Dos elecciones después de esa foto, Petro candidato ganó. Su conformación de un gabinete técnico era la prueba de que sería este, como lo había prometido, un gobierno conciliador, dispuesto a consolidar sus apuestas en pro de una Colombia respetuosa de la institucionalidad, pero sobre todo, dispuesta a sanar tantas heridas del pasado, marcadas en una especie de cicatriz nacional que dejó el proceso de paz con las extintas Farc.

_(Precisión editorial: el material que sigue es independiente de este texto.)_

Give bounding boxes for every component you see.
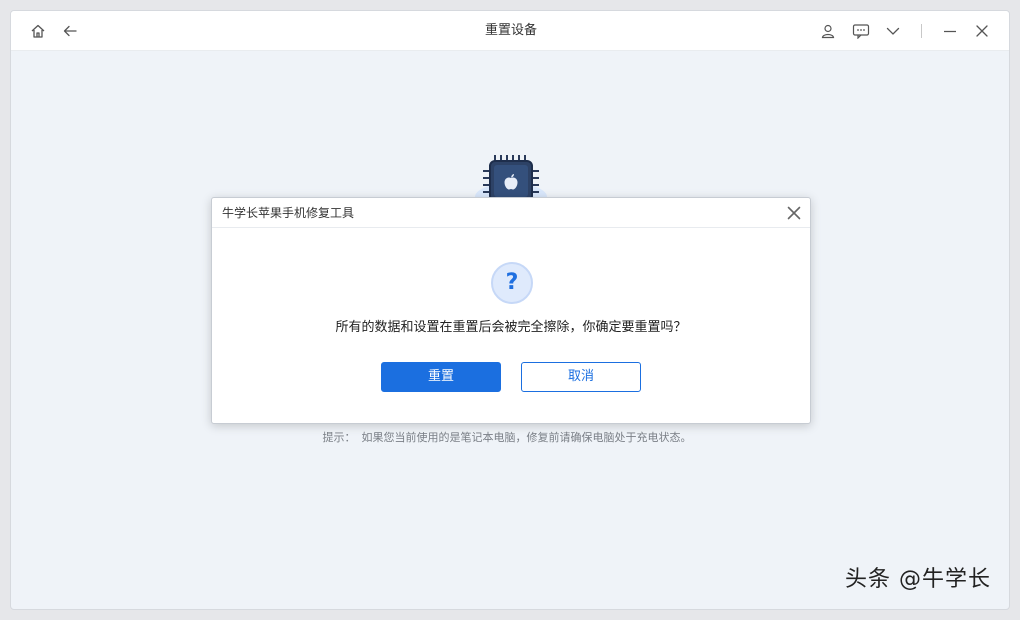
watermark-text: 头条 @牛学长 — [845, 567, 991, 592]
confirm-reset-button[interactable]: 重置 — [381, 362, 501, 392]
hint-message: 如果您当前使用的是笔记本电脑，修复前请确保电脑处于充电状态。 — [361, 431, 692, 444]
title-bar: 重置设备 — [11, 11, 1009, 51]
chevron-down-icon[interactable] — [884, 22, 902, 40]
titlebar-divider — [921, 24, 922, 38]
back-arrow-icon[interactable] — [61, 22, 79, 40]
home-icon[interactable] — [29, 22, 47, 40]
dialog-message: 所有的数据和设置在重置后会被完全擦除，你确定要重置吗？ — [335, 320, 687, 335]
dialog-title: 牛学长苹果手机修复工具 — [222, 206, 355, 220]
app-window: 重置设备 提示： 如果您当前使用的是笔记本电脑，修复前请确保电脑处于充电状态。 … — [10, 10, 1010, 610]
confirm-reset-dialog: 牛学长苹果手机修复工具 ? 所有的数据和设置在重置后会被完全擦除，你确定要重置吗… — [211, 197, 811, 424]
hint-text: 提示： 如果您当前使用的是笔记本电脑，修复前请确保电脑处于充电状态。 — [11, 429, 1009, 445]
minimize-icon[interactable] — [941, 22, 959, 40]
hint-label: 提示： — [322, 431, 356, 444]
question-glyph: ? — [505, 270, 519, 295]
cancel-button[interactable]: 取消 — [521, 362, 641, 392]
question-icon: ? — [491, 262, 533, 304]
dialog-header: 牛学长苹果手机修复工具 — [212, 198, 810, 228]
feedback-icon[interactable] — [852, 22, 870, 40]
user-icon[interactable] — [819, 22, 837, 40]
dialog-close-icon[interactable] — [786, 205, 802, 221]
close-icon[interactable] — [973, 22, 991, 40]
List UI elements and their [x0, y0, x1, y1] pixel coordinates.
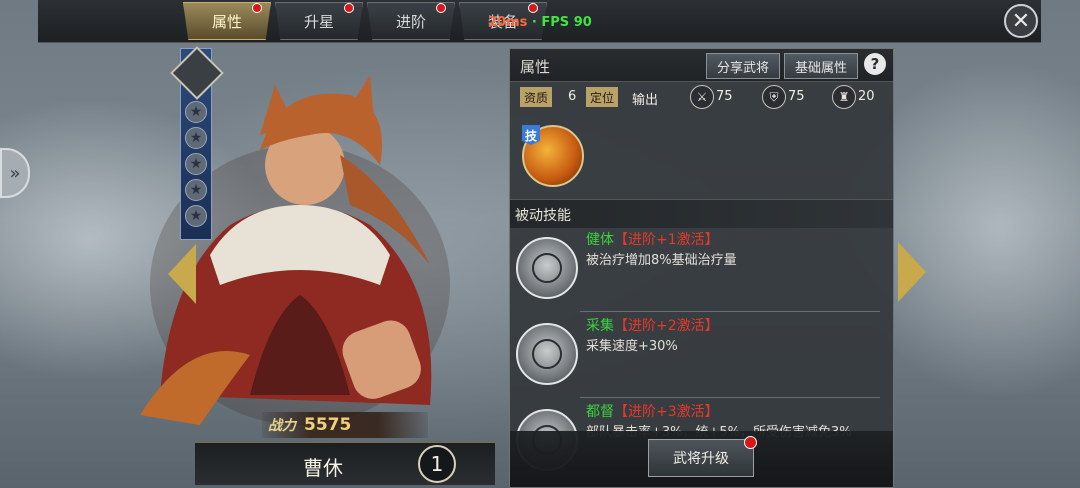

Pero muy pronto, Petro presidente empezó a despojarse de su carácter conciliador y demócrata y a mostrar ese talante autoritario que muchos temían pero que él y sus seguidores minimizaron. Se incomodó con sus ministros técnicos que le advirtieron de la inconveniencia de algunas de las medidas que le obsesionaban. Tales ministros fueron los primeros en salir de su gabinete, y Petro presidente lamentó gobernar con personas que consideraba de centro.

El carácter de Gustavo Petro empezó a ser más evidente con su ataque constante a los empresarios, su desprecio por los fallos judiciales que le eran contrarios, su señalamiento a todo aquél que lo cuestiona y, finalmente, su abierto llamado a ese “poder constituyente” que cada nada amenaza con convocar.

Hasta que su querer fue claro. La designación de Juan Fernando Cristo como ministro del Interior sinceró a un Gobierno que quiere convocar a una Asamblea Nacional Constituyente “bajo los parámetros de la Constitución de 1991”, dijo Cristo.

Poco a poco, el presidente Petro se fue despojando de los trajes que les permitieron a muchos pensar en campaña que era un demócrata que cumpliría sus promesas.

Gustavo Petro está desnudo, y su desnudez evidencia claramente su talante. Es un presidente autoritario, que seguirá graduando de enemigo a todo aquel que lo contradiga y que hará lo que tenga que hacer para imponer su visión de país, un país donde los empresarios son enemigos, la prensa es un estorbo y todo aquel que piense distinto debe ser calificado de fascista o paramilitar o cualquier calificativo que lo alinee en la orilla del exterminador de derecha.

La última batalla emprendida contra los periodistas que se han atrevido a cuestionarlo y contra la misma Fundación para la Libertad de Prensa (Flip), acusándola de mentir y querer destruir su gobierno, es la ya inocultable realidad de que Gustavo Petro arremeterá contra todo aquel que critique a su gobierno.

Me temo que esta infamia que hemos visto en los últimos días de un presidente acusando a periodistas de ser fichas de Israel, o de la extrema derecha, o de Pacho Santos, o de cualquiera que Petro vea como enemigo sumado a su intención de convocar una Constituyente, son muestras ya suficientemente claras del camino que emprende el país.

Es imposible no sentir miedo. Miedo de que todo eso que temían quienes señalaban a Petro de ser un radical de izquierda capaz de llevar al país a un gobierno autoritario sea cierto. Miedo de que abrir esa caja de Pandora de una Constituyente deje salir tantos demonios que hoy el ministro Cristo llama “ciencia ficción”, pero que fueron absolutas realidades en Venezuela. Miedo de que la polarización sea cada vez más profunda y las agresiones cada vez mayores.

Pero sobre todo, miedo de que para cuando el país se dé cuenta del rumbo que tomó, ya sea demasiado tarde.